Request vetting everything, including trigonometry part. However, the main issue is the second approach used to find the rotated points.
This question arose in context of a question for rotation (extrinsic, i.e. of the point & not frame) in counter-clockwise direction by $30^0$ for a line $y = 5x+1$. It was easy to understand the rotation matrix given as (on pg. #8 of the text by William Ford, titled: Numerical linear algebra with applications):
$\begin{pmatrix} \cos(\frac{\pi}6) & -\sin(\frac{\pi}6) \\ \sin(\frac{\pi}6) & \cos(\frac{\pi}6) \end{pmatrix}$ $\begin{pmatrix} x_1 \\ y_1 \end{pmatrix}$, with parametric form adopted leading to $x_1 = x, y_1=5x+1$.
The book then takes two points on the line, given as $(0,1), (1,6)$ corresponding to $x=0,1$.
But, a thought arose regarding expressing the second matrix instead as $\begin{pmatrix} r\cos\alpha \\ r\sin\alpha \end{pmatrix}$, with $\alpha$ being the original slope of line & $r$ as magnitude of the vector.
But, $r$ (magnitude of vector) is changing at each real value of $x$; but $\alpha$ is constant, irrespective of $r$.
So, the available strategy reduces to either:
(i) taking a common parametric form for $x_1, y_1$ as in book, & then taking two points on the line, or
(ii) taking $x_1=r\cos\alpha, y_1= r\sin\alpha$ with computation of two points as say $(-1,-4), (1,6)$; giving slope $=\frac {10}2= 5$. Alternatively, using limits can find the limiting value as $\alpha = \arctan(5 + \frac 1x)= 5$.
This leads to $\cos\alpha =\frac{1}{\sqrt{\tan^2(\alpha)+1}}=
\frac1{\sqrt{6}}, \sin\alpha = \frac5{\sqrt{6}}$, for $0\le x\le \frac{\pi}{2}$, i.e. in the first quadrant (where $\arctan$ is taken only in the interval $(-\frac{\pi}2, \frac{\pi}2)$, but want positive value for both $\cos\alpha, \sin\alpha$).

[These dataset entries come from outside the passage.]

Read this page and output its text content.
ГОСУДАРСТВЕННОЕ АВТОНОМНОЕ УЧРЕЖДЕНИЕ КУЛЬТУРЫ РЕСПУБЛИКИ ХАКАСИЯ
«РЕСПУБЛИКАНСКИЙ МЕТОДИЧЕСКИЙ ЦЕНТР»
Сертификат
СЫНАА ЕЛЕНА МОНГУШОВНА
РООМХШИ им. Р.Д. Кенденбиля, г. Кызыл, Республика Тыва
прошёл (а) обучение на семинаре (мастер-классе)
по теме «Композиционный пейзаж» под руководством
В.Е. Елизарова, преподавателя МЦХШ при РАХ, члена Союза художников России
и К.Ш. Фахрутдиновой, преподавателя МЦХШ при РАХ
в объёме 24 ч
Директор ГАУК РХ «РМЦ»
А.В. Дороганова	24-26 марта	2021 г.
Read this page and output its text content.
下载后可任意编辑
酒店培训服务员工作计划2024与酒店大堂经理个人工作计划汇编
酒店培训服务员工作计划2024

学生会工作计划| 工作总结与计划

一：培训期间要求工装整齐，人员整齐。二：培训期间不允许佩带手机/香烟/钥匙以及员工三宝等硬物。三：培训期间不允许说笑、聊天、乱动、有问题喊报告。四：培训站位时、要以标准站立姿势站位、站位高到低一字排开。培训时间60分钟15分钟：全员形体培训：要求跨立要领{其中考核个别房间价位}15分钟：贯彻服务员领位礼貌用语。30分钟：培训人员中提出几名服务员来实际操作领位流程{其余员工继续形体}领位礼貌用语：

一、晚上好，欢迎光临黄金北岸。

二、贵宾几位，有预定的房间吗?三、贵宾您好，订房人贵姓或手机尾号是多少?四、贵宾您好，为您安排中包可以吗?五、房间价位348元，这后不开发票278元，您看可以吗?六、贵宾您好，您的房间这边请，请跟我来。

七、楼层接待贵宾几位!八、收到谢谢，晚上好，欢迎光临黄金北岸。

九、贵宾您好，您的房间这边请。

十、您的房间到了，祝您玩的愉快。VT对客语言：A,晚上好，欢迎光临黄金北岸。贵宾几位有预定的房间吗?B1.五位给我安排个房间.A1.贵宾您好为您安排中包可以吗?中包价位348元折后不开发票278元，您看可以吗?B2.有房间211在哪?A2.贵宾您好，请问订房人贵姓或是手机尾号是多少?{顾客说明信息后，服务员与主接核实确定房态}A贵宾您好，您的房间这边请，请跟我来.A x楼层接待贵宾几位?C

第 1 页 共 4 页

So, taking a fixed value of $r$, i.e. for a given point $(0,1)$, $r=1$.
So, get the rotation matrix as : $\begin{pmatrix}
x_1 \\
y_1
\end{pmatrix}$=$\begin{pmatrix}
\cos(\frac{\pi}6) & -\sin(\frac{\pi}6) \\
\sin(\frac{\pi}6) & \cos(\frac{\pi}6)
\end{pmatrix}$$\begin{pmatrix}
\frac1{\sqrt{6}} \\
\frac5{\sqrt{6}}
\end{pmatrix} \implies \begin{pmatrix}
0.866 & -0.5 \\
0.5 & 0.866
\end{pmatrix}$$\begin{pmatrix}
\frac1{\sqrt{6}} \\
\frac5{\sqrt{6}}
\end{pmatrix}$
$\implies x_1 = \frac{0.866-2.5}{\sqrt{6}}, y_1 = \frac{5*0.866+0.5}{\sqrt{6}}
$, as rotated coordinates for a given point $(0,1)$.
But, as the rotation is for a line, so need compute two points' rotation to get the new equation of rotated line, as given below:
Taking second point, let: $(x_2,y_2)=(1,6)$, find the rotated coordinates as above by just modifying $r=\sqrt{37}$ for the new coordinates of the vector (with the same slope $\alpha$ as earlier):
$\begin{pmatrix}
0.866 & -0.5 \\
0.5 & 0.866
\end{pmatrix}\begin{pmatrix}
\frac{\sqrt{37}}{\sqrt{6}} \\
\frac{5*\sqrt{37}}{\sqrt{6}}
\end{pmatrix}\implies x_2 = x_1*\sqrt{37}, y_2 =y_1*\sqrt{37}$
But, this gives slope of the rotated line as : $\frac{y_2-y_1}{x_2-x_1}=\frac{y_1}{x_1}= \frac{5*0.866+0.5}{0.866-2.5} = -2.95593635= -71.309^0$, or $-1.2445801$ radians.
(i) If I am correct, then need just one point's coordinates to find the slope of the rotated line, rather than two.
(ii) But, am not sure about the correctness (or the way I have shown it correct) of the rotated angle, as found below:
The angle $\alpha$ has value $=\arctan(5)=78.69^0$, or $1.3734$ radians. Adding $\frac{\pi}6$ radians or $30^0$ (positive, as counter-clockwise rotation) yields $108.69^0$.
This angle lies in 2nd quadrant, so $(108.69^0-90^0)=18.69^0$. This angle taken clockwise from the $x$-axis in 2nd quadrant is $= -(90^0-18.69^0)= -71.31^0$.